Er gab zu, dass es teilweise „Dump und Pump“ gab – eine Strategie, bei der (erworbene) Billigaktien künstlich „aufgepumpt“ werden, um sie vor dem Kursabsturz günstig verkaufen („wegwerfen“) zu können. Dafür seien über vielfältige Kanäle wie Börsenbriefe oder Internetforen auch Wertpapiere beworben worden, die eigentlich „Schrott“ waren.
Die Anwälte der beiden Kompagnons weisen die Anklagevorwürfe vehement zurück. Eingeräumt haben freilich alle drei Angeklagten, dass sie sich in internen Chats despektierlich über Anleger ausließen und diese als „Lemminge“ (im Sinne kopflos hinterherrennender Herdentiere) bezeichneten.
Seit Monaten hagelt es in der hochstreitig geführten Beweisaufnahme seitens der Verteidigung Anträge wie Rügen. Während einer längeren Sitzungspause hat sich die Wirtschaftsstrafkammer mit teilweise schon vor Monaten gestellten Beweisanträgen befasst. Die Kammervorsitzende verliest die jeweiligen Zurückweisungen – so manche mit seitenlangen Begründungen. Beispielsweise haben Verteidiger einen weiteren Gutachter gefordert, weil sie an der Kompetenz einer Sachverständigen von der BaFin (Bundesanstalt für Finanzdienstleistungen) zweifeln. Die Kammer sieht die vorgebrachten Argumente als nicht stichhaltig.
Zur gereizten Stimmung trägt bei, dass zwei der Angeklagten seit 23 Monaten in Untersuchungshaft sitzen.
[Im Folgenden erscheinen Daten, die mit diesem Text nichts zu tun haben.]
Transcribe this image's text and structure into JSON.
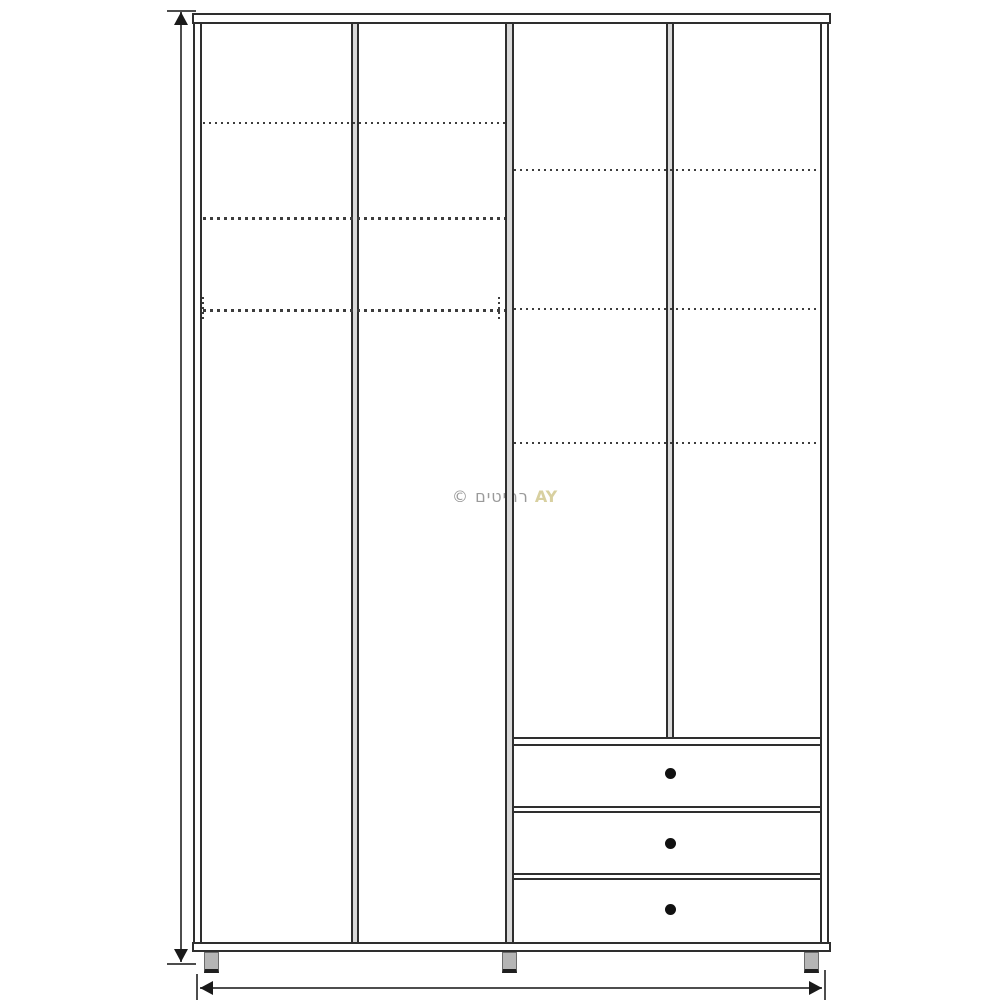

Die vor einigen Wochen gestellte Haftbeschwerde – es war nicht die erste – liegt beim Oberlandesgericht in Karlsruhe. Eigentlich hatten die Anwälte damit gerechnet, dass ihre Mandanten vor Weihnachten freikommen.
In dem Prozess geht es nicht nur um drohende Gefängnisstrafen, auch um viel Geld. Jene zwei Gesellschaften der Angeklagten, die mit Sitz in Heidelberg und Walldorf für werbende Finanzkommunikation zuständig waren, sind als sogenannte Einziehungsbeteiligte Teil des Strafverfahrens. Sollte es eine rechtskräftige Verurteilung geben, könnten erzielte Gewinne abgeschöpft werden. Ein Großteil von Vermögenswerten wurde bereits mit Sicherungshypotheken belegt.